A few dozen Slayden/Sundt subcontractors at the Sellwood Bridge project in Portland, Oregon, had horns, hooves and a healthy appetite for brush. They preferred night work, took daily power naps and never requested time off.
That’s because they were goats. No kidding.
The project, performed for Multnomah County, involved reconstructing the 2,000-foot-long, aging bridge over the Willamette River. When it bridge opened in 1925, Sellwood Bridge was a welcome upgrade from a ferry service that shuttled passengers across the river. The old Sellwood was the busiest two-lane bridge in Oregon, with an average daily traffic count of 30,000 vehicles.
The 60 goats chewed up brush on the site, a green initiative undertaken by the joint venture to eliminate waste generated by humans thinning the thicket by hand. The City of Portland asked the team to clear the trail on the east side of the Willamette River on the $228 million project. The lively livestock spent a couple of weeks onsite in October and are returning in the spring to chomp on blackberry vines.
The animals are owned by Goat Power, a husband and wife who travel the Willamette Valley with their four-legged friends in a refurbished bus.
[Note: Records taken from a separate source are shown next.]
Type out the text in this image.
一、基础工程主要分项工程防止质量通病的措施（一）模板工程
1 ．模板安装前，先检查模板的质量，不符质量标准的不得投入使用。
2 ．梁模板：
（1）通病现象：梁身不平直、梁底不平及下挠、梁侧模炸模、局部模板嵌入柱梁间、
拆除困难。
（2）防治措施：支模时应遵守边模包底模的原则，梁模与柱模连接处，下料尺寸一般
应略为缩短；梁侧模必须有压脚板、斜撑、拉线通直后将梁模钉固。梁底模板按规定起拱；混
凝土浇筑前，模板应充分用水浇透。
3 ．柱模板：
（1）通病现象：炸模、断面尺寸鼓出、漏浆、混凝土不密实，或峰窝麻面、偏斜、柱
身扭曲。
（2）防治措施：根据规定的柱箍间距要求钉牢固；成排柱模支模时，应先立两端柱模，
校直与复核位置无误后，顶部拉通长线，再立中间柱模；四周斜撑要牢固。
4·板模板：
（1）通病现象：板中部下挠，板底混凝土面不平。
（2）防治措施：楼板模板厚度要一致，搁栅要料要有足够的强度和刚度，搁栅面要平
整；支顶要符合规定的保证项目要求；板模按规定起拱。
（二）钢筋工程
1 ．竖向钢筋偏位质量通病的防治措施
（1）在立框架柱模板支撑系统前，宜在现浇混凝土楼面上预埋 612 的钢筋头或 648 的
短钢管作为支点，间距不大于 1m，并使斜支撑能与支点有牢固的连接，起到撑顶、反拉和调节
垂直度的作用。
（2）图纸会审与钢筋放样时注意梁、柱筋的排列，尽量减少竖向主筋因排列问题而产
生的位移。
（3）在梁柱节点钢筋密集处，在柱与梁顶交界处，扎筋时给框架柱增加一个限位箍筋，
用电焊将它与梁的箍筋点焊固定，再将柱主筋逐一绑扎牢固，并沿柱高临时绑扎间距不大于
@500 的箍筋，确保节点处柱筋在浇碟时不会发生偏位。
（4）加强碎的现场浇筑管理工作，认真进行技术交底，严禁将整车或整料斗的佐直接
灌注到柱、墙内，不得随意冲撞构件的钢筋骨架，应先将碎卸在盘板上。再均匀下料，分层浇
The goats go from one job to the next, working months at a time.
The project team was committed to sustainable measures from the beginning:
*The bridge was constructed in accordance with the Greenroads sustainability rating system for transportation projects, including LED bulbs in the luminaires, separate pedestrian and bike signals at intersections, addition of two water-treatment swales, improvement of existing nature trails frequented by cyclists and pedestrians and all local/native plants, trees and seeds for landscaping.
*Pilings were removed during an in-water work window of July 10 to Oct. 15 so salmon swimming through the Willamette River wouldn’t be disturbed.
*The truss was taken down in nine pieces and floated downriver to be processed and sold on the open market as scrap commodity for the production of new steel. The four main sections, measuring 200 feet apiece, were lowered onto a barge using four 250-ton strand jacks. Each took approximately a week to remove.
Remaining smaller sections above each temporary bent were hoisted onto a barge using a derrick crane. Once the shoofly truss and substructure were dismantled, a marine subcontractor removed the 80-pipe pile from the river.
*The arches are made of weathering steel. While the mechanical properties are similar to other structural steels, weathering steel has a unique alloy content that causes it to form a durable oxide coating (rust). The oxide film that forms on the surface of the steel is very dense, and after the rust fully matures, it becomes more impervious to further corrosion.
After the steel was installed on the bridge, it quickly developed a bright orange rust, which gradually became a deep brown. The rust serves as a protective coating for the structure.Left unprotected, conventional steel is slowly destroyed by the natural oxidation process and a common method of protecting the steel is to use paint. Using weathering steel eliminates the need for a protective paint system.